I had never heard of Motif Investing when Glen asked me to take a look at them and write up a Motif Investing review. Having done so I’m really glad I’ve been made aware of this investment firm.
This is one of the most unique value propositions I’ve heard of for retail investors in quite some time. If you ever plan to invest for your future retirement I think looking at Motif is a good idea.
What is Motif Investing?
Motif Investing is a brokerage firm that gives investors the ability to invest in a basket of stocks surrounding a specific idea with just one trade.
It’s an interesting twist on investing that I’ve not seen before. Sure, you could individually buy a basket of stocks around an idea, but that would be expensive and require a lot of research.
Investing in a motif is different.
The “motif” is the idea that you’re interested in. Let’s say you think cloud computing is going to be a great investment in the coming years. That’s great, but which stocks do you invest your limited cash into? The major companies? A group of smaller players? It can be hard if not impossible to know how these companies are going to shake out with a new industry phenomena kicks in. To solve this problem you pay one trade fee to invest your money into a motif of stocks that are focused just on cloud computing.
“Wait, that sounds an awful lot like an ETF. What’s the difference?”, you might be thinking.
It is somewhat similar to an ETF, but there are some critical differences:
- With an ETF you are trading shares of the ETF. With a motif you are actually purchasing shares of the companies within the motif rather than in the ETF.
- With an ETF the investment professionals at the ETF company decide which companies are included in the fund. With a motif you can change the holdings within the motif before investing your money.
- With an ETF you will first pay a trade commission and then an annual expense ratio. With motifs you are buying shares of companies, not in shares of the ETF, thus you pay no expense ratio fees.
It’s a really interesting idea because instead of spending $210 to buy shares in 30 companies (at about $7 per trade with an online brokerage company like TD Ameritrade) you can invest the same money into the same basket of companies for one trade fee of $9.95.
That’s unbelievable! That’s a lot of extra money saved in trade fees that you can use to actually invest further.
What is Motif Investing’s Fee Structure?
It is always good to know how the brokerage firm you are investing your money with is going to actually make money.
Having a low cost firm is great, but anyone that promises to do the same work for free should be looked at questionably. Companies need to be profitable to stay in business.
So here’s how Motif Investing makes money:
- $9.95 per trade to buy or sell a motif of stocks
- $4.95 per trade to buy or sell individual stocks (or ETFs) within one of your motifs
- Account closure fee: $30 to wire funds out of your account (plus some other normal account fees you’ll see at every discount brokerage firm)
There’s no $50 membership fee or a surprise $20 fee for using the website.

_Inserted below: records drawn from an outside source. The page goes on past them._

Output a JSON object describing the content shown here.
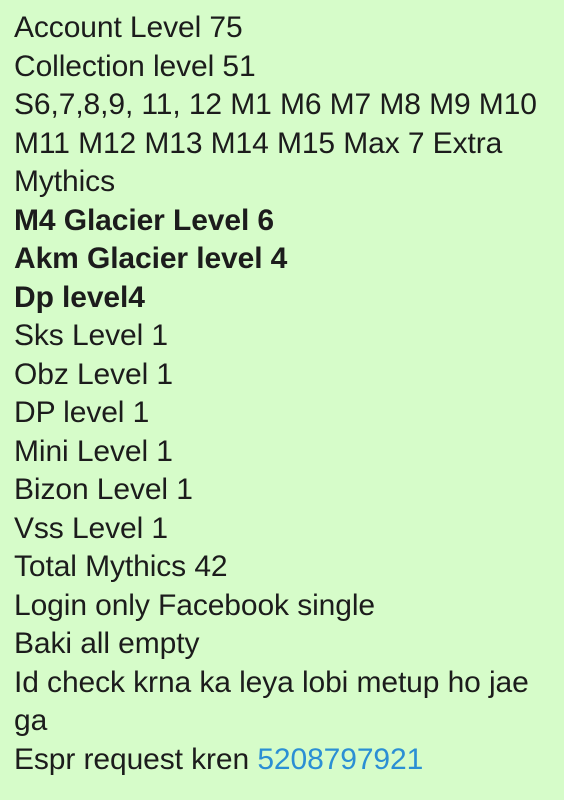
{
  "note": {
    "background_color": "#d6fcc9",
    "text_color": "#1c1c1c",
    "link_color": "#2b8fd4",
    "lines": [
      {
        "text": "Account Level 75",
        "bold": false
      },
      {
        "text": "Collection level 51",
        "bold": false
      },
      {
        "text": "S6,7,8,9, 11, 12 M1 M6 M7 M8 M9 M10 M11 M12 M13 M14 M15 Max 7 Extra Mythics",
        "bold": false
      },
      {
        "text": "M4 Glacier Level 6",
        "bold": true
      },
      {
        "text": "Akm Glacier level 4",
        "bold": true
      },
      {
        "text": "Dp level4",
        "bold": true
      },
      {
        "text": "Sks Level 1",
        "bold": false
      },
      {
        "text": "Obz Level 1",
        "bold": false
      },
      {
        "text": "DP level 1",
        "bold": false
      },
      {
        "text": "Mini Level 1",
        "bold": false
      },
      {
        "text": "Bizon Level 1",
        "bold": false
      },
      {
        "text": "Vss Level 1",
        "bold": false
      },
      {
        "text": "Total Mythics 42",
        "bold": false
      },
      {
        "text": "Login only Facebook single",
        "bold": false
      },
      {
        "text": "Baki all empty",
        "bold": false
      },
      {
        "text": "Id check krna ka leya lobi metup ho jae ga",
        "bold": false
      }
    ],
    "contact_line": {
      "prefix": "Espr request kren ",
      "phone": "5208797921"
    }
  }
}
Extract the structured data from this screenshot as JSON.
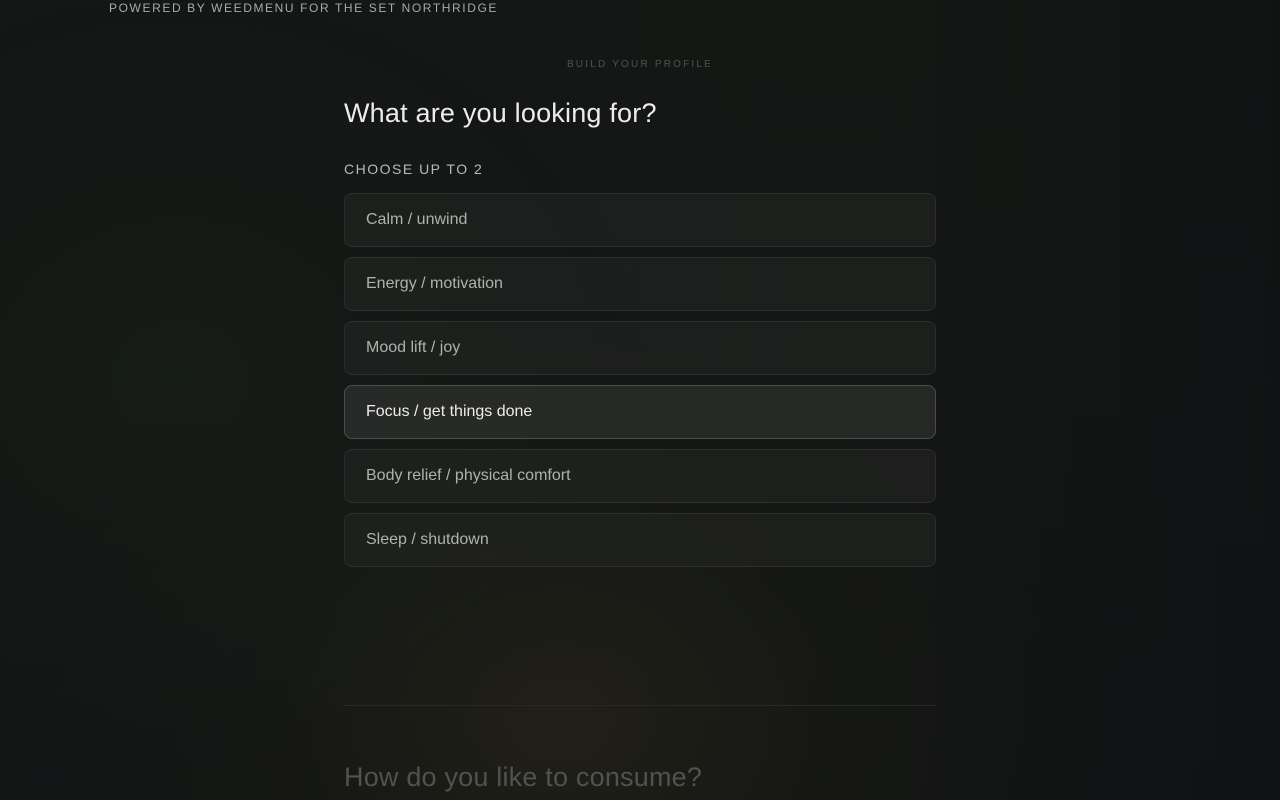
{
  "header": {
    "powered_by": "POWERED BY WEEDMENU FOR THE SET NORTHRIDGE"
  },
  "profile": {
    "eyebrow": "BUILD YOUR PROFILE",
    "question_1": {
      "title": "What are you looking for?",
      "instruction": "CHOOSE UP TO 2",
      "options": [
        {
          "label": "Calm / unwind"
        },
        {
          "label": "Energy / motivation"
        },
        {
          "label": "Mood lift / joy"
        },
        {
          "label": "Focus / get things done"
        },
        {
          "label": "Body relief / physical comfort"
        },
        {
          "label": "Sleep / shutdown"
        }
      ]
    },
    "question_2": {
      "title": "How do you like to consume?"
    }
  }
}
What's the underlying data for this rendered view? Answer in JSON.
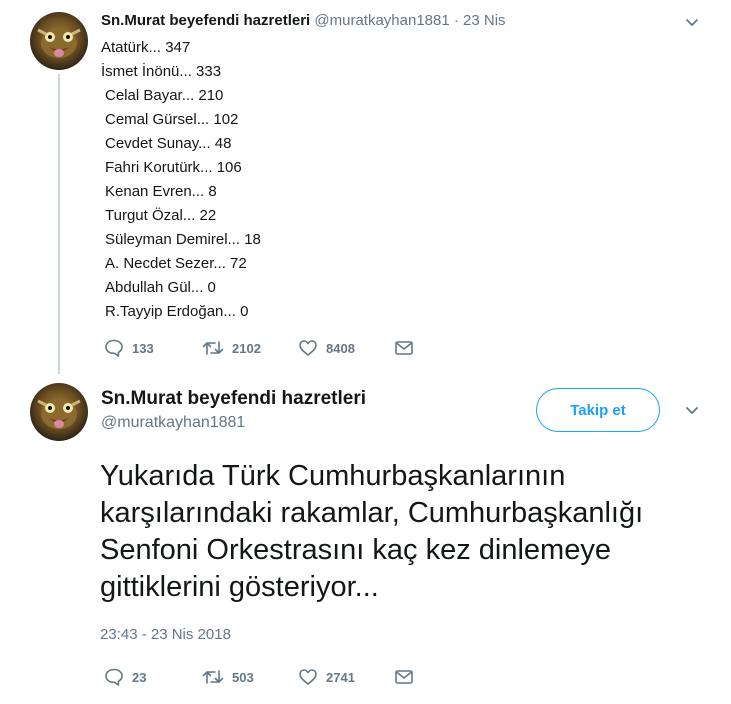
{
  "tweet1": {
    "name": "Sn.Murat beyefendi hazretleri",
    "meta": "@muratkayhan1881 · 23 Nis",
    "lines": [
      "Atatürk... 347",
      "İsmet İnönü... 333",
      " Celal Bayar... 210",
      " Cemal Gürsel... 102",
      " Cevdet Sunay... 48",
      " Fahri Korutürk... 106",
      " Kenan Evren... 8",
      " Turgut Özal... 22",
      " Süleyman Demirel... 18",
      " A. Necdet Sezer... 72",
      " Abdullah Gül... 0",
      " R.Tayyip Erdoğan... 0"
    ],
    "replies": "133",
    "retweets": "2102",
    "likes": "8408"
  },
  "tweet2": {
    "name": "Sn.Murat beyefendi hazretleri",
    "handle": "@muratkayhan1881",
    "follow_label": "Takip et",
    "text": "Yukarıda Türk Cumhurbaşkanlarının karşılarındaki rakamlar, Cumhurbaşkanlığı Senfoni Orkestrasını kaç kez dinlemeye gittiklerini gösteriyor...",
    "timestamp": "23:43 - 23 Nis 2018",
    "replies": "23",
    "retweets": "503",
    "likes": "2741"
  },
  "icons": {
    "reply": "reply-icon",
    "retweet": "retweet-icon",
    "like": "heart-icon",
    "dm": "envelope-icon",
    "more": "chevron-down-icon"
  },
  "colors": {
    "accent": "#1da1f2",
    "muted": "#657786",
    "text": "#14171a"
  }
}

Very simple cost structure that is easy to understand. (To see the full fee schedule you have to go to their Cost Efficient Investing page then click on “For more information, please refer to the Motif Investing pricing details.”)
What’s the Catch of Using Motifs to Invest?
This sounds too good to be true. There has to be a catch, right?
There are two minor catches in my eyes.
Minimum Investment Amount
You must invest $250 or more each time you want to buy a motif. It’s kind of like an account minimum, but it is only on the money you’re transferring in to complete the investment. And truthfully, you shouldn’t be investing small amounts of cash in individual stocks anyways. You want to put as much money as possible on each trade to minimize trading costs. (For example, you’d rather invest $1,000 once for a $9.95 trade fee than investing $250 four different times for $39.80 in trade fees.)
Don’t Make One Motif Your Entire Portfolio
The only other catch I can see would be to buy into the idea that one motif will cover all of your diversification and investment needs.
While you can buy up to 30 stocks in a single motif, that alone won’t be enough diversification for you. (Remember, your motifs are a basket of similar stocks so you’re missing diversification even though you’re getting many stocks in one shot.) I would add motifs as an add-on to my portfolio rather than the main event. You are better off from a diversification standpoint by investing in an S&P 500 index fund which obviously holds shares of 500 different companies rather than 30 similar firms.
Whether you are looking to open a Roth IRA or just a taxable investing account, Motif Investing seems like a great place to get started. The trading costs are incredibly low in comparison to other discount brokerage firms just because of the large number of companies you can invest in with just one trade commission paid to the company. If you’re looking to invest in different sectors or trends, investing in a specific motif can be a great move forward in that goal.